In jeans and plimsolls, sipping warm water, Birkin looked disconcertingly fragile and distracted at a press conference before her show. Ten minutes in her presence illuminated the vehement response of a (female) music critic I had asked earlier about Birkin's reputation in France: 'Mais on l'adore, on l'aime, meme' - 'We're crazy about her, we love her even'. Birkin's simplicity and honesty, and her devotion to the memory of Gainsbourg, are what endear her to the French, as well as her slight, gamine voice (far better live than on record), a highly distinctive vehicle for the songs. Screams, endless applause, flowers and recall after recall greeted Birkin's set, which ended with the haunting 'Je suis venu te dire que je m'en vais' ('I've come to tell you I'm leaving').

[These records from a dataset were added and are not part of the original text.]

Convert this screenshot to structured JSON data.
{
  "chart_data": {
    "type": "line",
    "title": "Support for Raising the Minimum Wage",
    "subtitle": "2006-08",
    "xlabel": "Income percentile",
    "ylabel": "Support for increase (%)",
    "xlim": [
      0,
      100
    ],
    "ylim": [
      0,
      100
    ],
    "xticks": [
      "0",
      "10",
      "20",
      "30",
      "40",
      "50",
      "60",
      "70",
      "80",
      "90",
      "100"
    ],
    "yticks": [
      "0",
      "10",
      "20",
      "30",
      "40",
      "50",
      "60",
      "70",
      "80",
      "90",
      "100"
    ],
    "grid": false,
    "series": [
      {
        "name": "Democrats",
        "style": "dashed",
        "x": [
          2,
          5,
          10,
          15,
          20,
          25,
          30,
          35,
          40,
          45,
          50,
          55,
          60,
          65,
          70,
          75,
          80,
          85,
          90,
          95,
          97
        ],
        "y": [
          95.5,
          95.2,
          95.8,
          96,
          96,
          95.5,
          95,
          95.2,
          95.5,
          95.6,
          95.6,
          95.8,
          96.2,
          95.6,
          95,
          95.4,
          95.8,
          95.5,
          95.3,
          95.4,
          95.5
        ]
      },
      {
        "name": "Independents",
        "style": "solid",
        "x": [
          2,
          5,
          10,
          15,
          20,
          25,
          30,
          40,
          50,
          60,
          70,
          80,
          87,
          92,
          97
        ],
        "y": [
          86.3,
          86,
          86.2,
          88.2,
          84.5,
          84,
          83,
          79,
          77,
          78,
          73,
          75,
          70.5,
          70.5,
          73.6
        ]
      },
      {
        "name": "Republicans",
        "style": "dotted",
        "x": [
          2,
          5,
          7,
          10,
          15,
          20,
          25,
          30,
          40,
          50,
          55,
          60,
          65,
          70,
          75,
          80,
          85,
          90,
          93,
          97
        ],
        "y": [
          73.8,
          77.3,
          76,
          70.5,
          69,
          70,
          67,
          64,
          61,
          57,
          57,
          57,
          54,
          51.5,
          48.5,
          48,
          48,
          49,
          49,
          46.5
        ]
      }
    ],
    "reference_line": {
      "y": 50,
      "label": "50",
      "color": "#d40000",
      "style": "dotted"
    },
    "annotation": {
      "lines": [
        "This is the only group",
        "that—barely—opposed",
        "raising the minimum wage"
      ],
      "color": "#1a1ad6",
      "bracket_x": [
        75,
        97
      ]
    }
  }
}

Offshoot Francofolies festivals are now established in Quebec and Bulgaria, and both countries sent contingents to La Rochelle. Canada's delegation included Francophile rock stars major (the much vaunted but rather bland Luc de Larochelliere) and minor (the Quebec independentist group French B) as well as new wave singer-songwriters such as Dan Bigras. After a lull of a decade since the Quebec independence referendum of 1981 stopped political individualism in its tracks, a new generation of text- centred performers, led by Richard Desjardins, is creating music which combines in an organic and convincing manner the best of American blues-tinged vitality and French lyricism. Bigras, a seasoned graduate of the bars and clubs of Montreal's Latin Quarter, sang a selection of his own songs as well as material by spiritual forebears such as Leo Ferre.

The Bulgarian-French connection is less evident - indeed, musically non-existent - but as personified by the elderly rocker Georgi Minchev and his group, it supplied a highly competent and enjoyable hour of energetic rock'n'roll, with lead guitar courtesy of one M Pierre, a dead ringer for Norman Tebbit (Minchev himself looked remarkably like Sir Richard Attenborough).